# Mini-Batch SGD Assignment

## Instructions:

1. Log into [Pomona's Jupyter Hub](https://jupyter.pomona.edu/).
2. Clone this repository (or just pull changes if you already have it).
3. Start Jupyter (don't forget to use the CS 152 environment).
4. Duplicate this file so that you can still pull changes without merging.
5. Complete the "Questions to Answer."
6. Complete the "Things to Try."

## Questions to Answer

You will answer these questions on gradescope. Try to answer these with your partner prior to running or altering any code.

1. How could you make this code run "stochastic gradient descent (SGD)"?

    Add an optimizer line after you instantiate the model

1. How could you make this code run "batch gradient descent (BGD)"?

    Add an optimizer line after you instantiate the model

1. What is the shape of `train_X`?

    60,000 x 28 x 28

1. What is the shape of `train_output`?

    60,000 x 1 x 1

1. What values would you expect to see in the `train_output` tensor?

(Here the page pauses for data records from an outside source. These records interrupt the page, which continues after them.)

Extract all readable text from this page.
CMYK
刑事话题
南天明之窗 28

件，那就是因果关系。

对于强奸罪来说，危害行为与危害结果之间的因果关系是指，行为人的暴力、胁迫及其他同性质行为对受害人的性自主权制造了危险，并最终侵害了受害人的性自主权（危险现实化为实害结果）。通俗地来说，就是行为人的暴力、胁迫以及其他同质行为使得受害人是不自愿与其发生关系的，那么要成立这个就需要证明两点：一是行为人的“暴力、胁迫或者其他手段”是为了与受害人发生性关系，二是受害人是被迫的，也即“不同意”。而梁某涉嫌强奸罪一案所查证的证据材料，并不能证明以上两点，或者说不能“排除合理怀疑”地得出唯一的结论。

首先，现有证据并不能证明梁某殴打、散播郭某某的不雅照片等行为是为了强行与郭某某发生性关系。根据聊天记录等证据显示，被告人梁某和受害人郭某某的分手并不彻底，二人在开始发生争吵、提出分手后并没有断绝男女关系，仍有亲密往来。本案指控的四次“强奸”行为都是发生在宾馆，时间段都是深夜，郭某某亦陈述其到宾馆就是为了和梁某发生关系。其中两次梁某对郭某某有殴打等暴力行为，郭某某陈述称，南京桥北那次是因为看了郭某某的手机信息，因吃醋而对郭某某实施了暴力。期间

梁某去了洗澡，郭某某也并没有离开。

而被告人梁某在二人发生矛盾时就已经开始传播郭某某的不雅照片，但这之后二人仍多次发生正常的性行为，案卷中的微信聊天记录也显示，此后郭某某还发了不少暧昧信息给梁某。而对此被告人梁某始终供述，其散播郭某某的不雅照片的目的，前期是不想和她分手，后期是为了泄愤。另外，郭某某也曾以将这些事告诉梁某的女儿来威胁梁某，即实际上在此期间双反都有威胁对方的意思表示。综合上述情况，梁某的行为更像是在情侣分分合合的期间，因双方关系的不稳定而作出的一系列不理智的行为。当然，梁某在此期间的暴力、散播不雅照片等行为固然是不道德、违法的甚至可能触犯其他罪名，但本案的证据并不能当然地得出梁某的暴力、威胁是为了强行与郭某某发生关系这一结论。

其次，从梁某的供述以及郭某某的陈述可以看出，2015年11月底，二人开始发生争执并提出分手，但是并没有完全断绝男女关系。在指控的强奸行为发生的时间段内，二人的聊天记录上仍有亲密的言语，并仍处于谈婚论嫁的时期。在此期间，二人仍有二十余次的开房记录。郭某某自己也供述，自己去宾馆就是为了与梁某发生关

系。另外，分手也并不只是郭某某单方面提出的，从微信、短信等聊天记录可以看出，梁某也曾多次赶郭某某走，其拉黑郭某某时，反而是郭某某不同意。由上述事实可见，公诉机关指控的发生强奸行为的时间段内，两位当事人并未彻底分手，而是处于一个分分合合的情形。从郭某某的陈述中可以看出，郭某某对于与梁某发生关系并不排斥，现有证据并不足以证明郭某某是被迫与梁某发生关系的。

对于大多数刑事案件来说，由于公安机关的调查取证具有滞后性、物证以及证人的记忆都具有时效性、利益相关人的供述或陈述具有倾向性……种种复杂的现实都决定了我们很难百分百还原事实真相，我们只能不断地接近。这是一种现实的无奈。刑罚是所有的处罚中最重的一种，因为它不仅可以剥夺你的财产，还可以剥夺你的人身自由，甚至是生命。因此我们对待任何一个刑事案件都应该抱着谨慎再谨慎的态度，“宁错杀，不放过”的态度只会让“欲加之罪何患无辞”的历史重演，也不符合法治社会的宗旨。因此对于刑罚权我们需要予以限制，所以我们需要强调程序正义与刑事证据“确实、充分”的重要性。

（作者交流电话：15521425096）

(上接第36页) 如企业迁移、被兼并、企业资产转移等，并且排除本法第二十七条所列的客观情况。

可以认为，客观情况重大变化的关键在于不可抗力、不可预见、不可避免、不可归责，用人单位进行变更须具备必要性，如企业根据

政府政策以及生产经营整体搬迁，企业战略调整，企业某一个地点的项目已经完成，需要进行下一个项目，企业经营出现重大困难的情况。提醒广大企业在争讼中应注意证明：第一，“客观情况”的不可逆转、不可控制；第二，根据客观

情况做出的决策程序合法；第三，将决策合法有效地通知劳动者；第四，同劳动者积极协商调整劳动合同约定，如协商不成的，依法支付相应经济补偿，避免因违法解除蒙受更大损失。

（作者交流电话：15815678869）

   Predicted letters or indexes to predicted letters

1. What is the shape of `train_Y`?

   60,000 x 1 x 1 -- i.e. the labels

1. What is the shape of the first linear layer's weight matrix?

   784 x 13

1. How many parameters are in the neural network?

   784

1. What is the purpose of the `with torch.no_grad()` ([documentation](https://pytorch.org/docs/stable/generated/torch.no_grad.html#torch.no_grad)) context manager?

    Disables gradient calculation, such to minimize computational burden. 

1. How do we compute accuracy? Describe what the code is doing.

   The system sums all of the output predictions that match the correct input labels.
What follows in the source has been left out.